Acne: More Common Than You Think
Author: Amy Ludwikowski, MD
Acne is the most common skin disorder in the United States, affecting 40 to 50 million people of all ages and races. It is most common in ages 12 to 25, affecting up to 80 to 95% of teens. In the teen years acne is more common and severe in males than females. Most acne clears by age 25, but it can persist into the later adult years, more commonly in women.
Acne is a chronic skin condition which includes noninflammatory comedones (also referred to as blackheads and whiteheads), and inflammatory lesions (including pustules and nodules). It is commonly found on areas with more sebum (oil) glands such as the face, neck, back, chest and upper arms.
Acne occurs when there is excess sebum (oil) production. Androgens (hormones) during the teenage years play an important role. Next there is hyperkeratinization (thickening of the skin layer) and blockage of hair follicles. Bacteria on the skin then proliferate causing inflammation (redness and irritation).
Acne can occur on its own or as a symptom of another disease, such as polycystic ovarian disease or Cushing's disease. However, most acne is not a result of other diseases.
Factors that predict acne severity include earlier onset of acne and family history. Other contributing factors include menstruation, picking at lesions, emotional stress, skin occlusion by greasy products (cosmetics or hair products), sweating, mechanical forces (helmet, chin straps), and medications (most commonly anabolic steroids and anti-seizure medications). Increased body mass index has been associated with increased acne among females. Acne is not associated with poor hygiene.

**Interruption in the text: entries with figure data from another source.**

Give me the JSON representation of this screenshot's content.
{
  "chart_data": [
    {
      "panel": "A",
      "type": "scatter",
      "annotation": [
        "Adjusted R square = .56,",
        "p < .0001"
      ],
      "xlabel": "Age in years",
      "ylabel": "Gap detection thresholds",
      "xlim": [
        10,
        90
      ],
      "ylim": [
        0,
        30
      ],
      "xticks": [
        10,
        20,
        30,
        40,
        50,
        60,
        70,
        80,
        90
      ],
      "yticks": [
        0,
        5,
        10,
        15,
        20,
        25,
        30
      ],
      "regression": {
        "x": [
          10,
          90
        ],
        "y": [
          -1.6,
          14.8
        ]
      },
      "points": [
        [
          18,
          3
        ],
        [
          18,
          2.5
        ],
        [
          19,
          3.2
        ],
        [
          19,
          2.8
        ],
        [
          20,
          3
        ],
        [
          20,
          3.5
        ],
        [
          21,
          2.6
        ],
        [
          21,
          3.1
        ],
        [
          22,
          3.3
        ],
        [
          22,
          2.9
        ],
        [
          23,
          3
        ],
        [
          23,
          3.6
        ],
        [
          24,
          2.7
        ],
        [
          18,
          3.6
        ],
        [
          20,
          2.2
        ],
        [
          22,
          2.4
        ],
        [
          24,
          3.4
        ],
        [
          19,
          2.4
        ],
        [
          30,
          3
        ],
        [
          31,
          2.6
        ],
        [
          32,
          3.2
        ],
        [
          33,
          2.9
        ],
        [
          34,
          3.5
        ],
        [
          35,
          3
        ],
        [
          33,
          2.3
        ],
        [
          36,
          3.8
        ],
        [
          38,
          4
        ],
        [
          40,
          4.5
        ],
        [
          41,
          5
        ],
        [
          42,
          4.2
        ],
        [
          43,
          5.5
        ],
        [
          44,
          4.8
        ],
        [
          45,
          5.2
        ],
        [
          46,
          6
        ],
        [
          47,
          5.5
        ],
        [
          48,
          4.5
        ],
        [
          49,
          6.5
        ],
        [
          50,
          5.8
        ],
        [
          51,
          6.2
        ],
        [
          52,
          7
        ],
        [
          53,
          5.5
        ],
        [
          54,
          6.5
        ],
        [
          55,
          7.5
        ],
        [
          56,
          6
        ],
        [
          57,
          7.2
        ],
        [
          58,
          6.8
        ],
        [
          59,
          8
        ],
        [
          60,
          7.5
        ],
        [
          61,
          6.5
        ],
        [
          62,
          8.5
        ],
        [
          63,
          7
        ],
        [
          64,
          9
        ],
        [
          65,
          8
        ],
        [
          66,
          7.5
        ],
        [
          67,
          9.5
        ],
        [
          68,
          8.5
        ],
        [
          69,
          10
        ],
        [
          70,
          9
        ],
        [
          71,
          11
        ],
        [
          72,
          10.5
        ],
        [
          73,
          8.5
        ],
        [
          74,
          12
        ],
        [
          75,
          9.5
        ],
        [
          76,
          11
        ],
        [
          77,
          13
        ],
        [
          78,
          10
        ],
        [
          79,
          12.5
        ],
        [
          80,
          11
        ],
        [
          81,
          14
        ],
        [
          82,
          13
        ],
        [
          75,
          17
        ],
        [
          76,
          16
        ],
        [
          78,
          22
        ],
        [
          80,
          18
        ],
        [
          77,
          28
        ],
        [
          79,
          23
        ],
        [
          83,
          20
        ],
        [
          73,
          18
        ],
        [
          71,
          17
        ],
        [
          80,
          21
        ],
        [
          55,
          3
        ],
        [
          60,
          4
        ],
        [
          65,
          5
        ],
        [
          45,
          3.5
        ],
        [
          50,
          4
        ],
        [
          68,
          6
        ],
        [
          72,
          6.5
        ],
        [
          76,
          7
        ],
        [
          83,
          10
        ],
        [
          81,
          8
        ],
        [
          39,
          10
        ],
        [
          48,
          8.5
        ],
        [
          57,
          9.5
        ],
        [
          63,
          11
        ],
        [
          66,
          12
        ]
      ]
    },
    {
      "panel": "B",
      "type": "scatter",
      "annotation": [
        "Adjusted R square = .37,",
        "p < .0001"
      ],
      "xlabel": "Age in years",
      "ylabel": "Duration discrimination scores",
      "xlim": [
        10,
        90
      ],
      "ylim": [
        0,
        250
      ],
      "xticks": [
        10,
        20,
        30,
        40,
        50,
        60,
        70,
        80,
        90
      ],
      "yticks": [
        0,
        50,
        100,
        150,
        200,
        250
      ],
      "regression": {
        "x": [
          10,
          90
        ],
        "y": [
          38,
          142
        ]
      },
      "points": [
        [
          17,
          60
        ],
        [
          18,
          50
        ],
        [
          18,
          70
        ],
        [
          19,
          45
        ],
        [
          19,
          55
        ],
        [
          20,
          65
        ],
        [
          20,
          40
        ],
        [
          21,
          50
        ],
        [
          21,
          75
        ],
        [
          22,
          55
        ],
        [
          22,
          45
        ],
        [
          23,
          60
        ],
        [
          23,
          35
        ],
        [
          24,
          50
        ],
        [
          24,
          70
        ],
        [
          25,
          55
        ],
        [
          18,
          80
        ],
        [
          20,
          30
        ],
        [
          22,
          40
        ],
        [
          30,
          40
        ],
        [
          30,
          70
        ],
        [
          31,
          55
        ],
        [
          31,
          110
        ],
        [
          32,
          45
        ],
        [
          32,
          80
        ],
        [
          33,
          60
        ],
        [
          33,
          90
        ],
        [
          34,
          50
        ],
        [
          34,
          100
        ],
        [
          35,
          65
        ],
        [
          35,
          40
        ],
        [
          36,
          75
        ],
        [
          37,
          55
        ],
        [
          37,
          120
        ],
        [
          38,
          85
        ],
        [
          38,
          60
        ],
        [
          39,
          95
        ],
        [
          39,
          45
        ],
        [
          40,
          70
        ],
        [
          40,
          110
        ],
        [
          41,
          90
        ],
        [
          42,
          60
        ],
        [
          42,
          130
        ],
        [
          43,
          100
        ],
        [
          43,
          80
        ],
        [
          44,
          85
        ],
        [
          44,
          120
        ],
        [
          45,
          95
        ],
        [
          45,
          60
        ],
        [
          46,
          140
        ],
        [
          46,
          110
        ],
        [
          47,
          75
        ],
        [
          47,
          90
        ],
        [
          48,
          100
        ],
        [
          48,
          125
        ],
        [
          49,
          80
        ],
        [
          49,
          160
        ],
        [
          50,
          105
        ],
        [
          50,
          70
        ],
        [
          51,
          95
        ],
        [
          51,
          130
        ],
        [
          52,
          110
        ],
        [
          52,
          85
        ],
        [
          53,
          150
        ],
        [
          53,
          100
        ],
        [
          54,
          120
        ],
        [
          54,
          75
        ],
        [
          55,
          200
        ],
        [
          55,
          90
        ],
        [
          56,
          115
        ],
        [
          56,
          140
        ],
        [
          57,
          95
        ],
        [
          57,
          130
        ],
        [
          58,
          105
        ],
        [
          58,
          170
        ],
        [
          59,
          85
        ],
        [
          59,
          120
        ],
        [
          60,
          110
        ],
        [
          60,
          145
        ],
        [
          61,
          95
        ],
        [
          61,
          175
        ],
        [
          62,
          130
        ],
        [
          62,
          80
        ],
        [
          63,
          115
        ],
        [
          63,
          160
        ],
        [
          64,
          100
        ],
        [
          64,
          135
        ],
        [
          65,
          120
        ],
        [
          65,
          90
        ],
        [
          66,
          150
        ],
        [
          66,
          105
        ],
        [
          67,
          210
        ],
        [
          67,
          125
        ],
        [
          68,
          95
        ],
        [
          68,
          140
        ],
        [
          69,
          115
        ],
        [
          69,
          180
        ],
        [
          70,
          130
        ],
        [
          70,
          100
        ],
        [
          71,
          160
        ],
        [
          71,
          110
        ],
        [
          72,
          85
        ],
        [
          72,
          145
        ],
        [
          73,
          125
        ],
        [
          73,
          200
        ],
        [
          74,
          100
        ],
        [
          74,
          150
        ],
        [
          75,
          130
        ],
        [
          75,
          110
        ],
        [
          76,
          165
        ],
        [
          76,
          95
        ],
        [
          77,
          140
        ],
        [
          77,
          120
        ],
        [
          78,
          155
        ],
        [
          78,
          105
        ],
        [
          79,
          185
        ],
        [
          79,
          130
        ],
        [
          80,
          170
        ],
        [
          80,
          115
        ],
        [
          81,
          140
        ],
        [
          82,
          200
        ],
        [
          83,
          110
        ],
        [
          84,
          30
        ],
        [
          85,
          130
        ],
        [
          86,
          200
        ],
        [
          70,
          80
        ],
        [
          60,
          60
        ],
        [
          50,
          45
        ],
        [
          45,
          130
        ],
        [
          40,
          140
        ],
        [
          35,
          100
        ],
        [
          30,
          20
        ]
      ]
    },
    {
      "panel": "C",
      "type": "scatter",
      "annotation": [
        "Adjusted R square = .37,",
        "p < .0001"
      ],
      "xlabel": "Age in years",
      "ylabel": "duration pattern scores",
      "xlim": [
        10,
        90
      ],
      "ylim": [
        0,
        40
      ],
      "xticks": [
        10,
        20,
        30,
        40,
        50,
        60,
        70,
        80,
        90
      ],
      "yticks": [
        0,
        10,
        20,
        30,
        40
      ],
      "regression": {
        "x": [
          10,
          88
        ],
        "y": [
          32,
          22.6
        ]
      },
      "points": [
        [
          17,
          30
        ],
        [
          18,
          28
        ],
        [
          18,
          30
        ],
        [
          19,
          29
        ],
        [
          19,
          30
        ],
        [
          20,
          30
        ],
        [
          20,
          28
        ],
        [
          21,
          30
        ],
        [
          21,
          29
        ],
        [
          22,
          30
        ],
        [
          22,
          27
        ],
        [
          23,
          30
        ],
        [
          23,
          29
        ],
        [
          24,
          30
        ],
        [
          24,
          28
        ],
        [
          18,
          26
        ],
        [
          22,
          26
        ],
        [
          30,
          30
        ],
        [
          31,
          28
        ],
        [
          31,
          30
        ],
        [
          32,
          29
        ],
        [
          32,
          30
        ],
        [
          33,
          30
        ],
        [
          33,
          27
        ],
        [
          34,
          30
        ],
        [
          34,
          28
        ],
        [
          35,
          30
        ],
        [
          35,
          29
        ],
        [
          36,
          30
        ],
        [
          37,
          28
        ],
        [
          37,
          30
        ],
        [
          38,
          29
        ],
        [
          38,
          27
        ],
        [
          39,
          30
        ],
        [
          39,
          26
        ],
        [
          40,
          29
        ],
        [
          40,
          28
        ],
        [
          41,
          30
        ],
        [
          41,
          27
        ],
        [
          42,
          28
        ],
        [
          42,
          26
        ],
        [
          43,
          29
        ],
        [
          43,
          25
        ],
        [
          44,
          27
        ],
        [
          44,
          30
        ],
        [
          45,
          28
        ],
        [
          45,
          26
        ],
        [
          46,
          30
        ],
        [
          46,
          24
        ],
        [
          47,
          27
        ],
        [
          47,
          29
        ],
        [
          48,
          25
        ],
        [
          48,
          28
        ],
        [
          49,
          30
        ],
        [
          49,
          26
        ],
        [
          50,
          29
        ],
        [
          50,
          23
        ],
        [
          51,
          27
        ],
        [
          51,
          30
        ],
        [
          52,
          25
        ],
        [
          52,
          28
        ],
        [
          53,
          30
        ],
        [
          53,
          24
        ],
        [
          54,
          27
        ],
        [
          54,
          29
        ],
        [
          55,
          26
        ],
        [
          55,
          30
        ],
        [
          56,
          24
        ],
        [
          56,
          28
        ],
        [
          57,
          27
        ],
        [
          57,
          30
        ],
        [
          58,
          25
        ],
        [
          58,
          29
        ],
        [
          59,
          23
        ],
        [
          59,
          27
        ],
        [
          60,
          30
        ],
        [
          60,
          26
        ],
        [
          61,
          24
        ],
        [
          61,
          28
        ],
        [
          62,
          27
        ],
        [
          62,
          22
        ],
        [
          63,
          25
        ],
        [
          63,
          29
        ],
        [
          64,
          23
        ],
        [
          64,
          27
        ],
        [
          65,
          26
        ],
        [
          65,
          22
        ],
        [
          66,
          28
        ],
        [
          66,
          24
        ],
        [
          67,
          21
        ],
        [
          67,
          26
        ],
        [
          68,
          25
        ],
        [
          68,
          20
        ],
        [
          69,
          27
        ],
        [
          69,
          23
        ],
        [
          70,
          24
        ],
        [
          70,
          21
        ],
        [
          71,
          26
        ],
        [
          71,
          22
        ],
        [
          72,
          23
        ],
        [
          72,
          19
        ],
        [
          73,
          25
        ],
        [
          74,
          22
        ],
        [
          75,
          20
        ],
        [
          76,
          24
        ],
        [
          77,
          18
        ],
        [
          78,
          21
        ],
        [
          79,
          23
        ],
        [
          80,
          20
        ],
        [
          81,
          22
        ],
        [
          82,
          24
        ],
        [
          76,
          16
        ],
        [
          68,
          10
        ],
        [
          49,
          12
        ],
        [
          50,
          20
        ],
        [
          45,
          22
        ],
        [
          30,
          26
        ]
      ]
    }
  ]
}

Diet has been investigated for a cause of acne. Chocolate and sugar consumption has NOT been linked to increased acne. There have been a few studies that have shown an association between milk intake (especially in girls) and increased acne. The studies had some limitations, and relied on patients' past observation, so it is difficult to make any strong conclusions. A low glycemic load diet may reduce inflammatory lesions and improve acne.
There are numerous treatments for acne, but there are a few basic principles. Acne is not associated with poor hygiene, and aggressive scrubbing/cleansing may cause more skin damage, allowing bacterial infection and greater inflammation. Improvement of acne usually takes 4 to 8 weeks after starting treatment. Acne may worsen in early treatment before it gets better.
Most acne can be treated by your primary care provider (family physician, pediatrician, internist), and many are registered to prescribe isotretinoin as well. Referral to dermatology should be considered when treatment goals are not met despite numerous medications, or when there is significant scarring.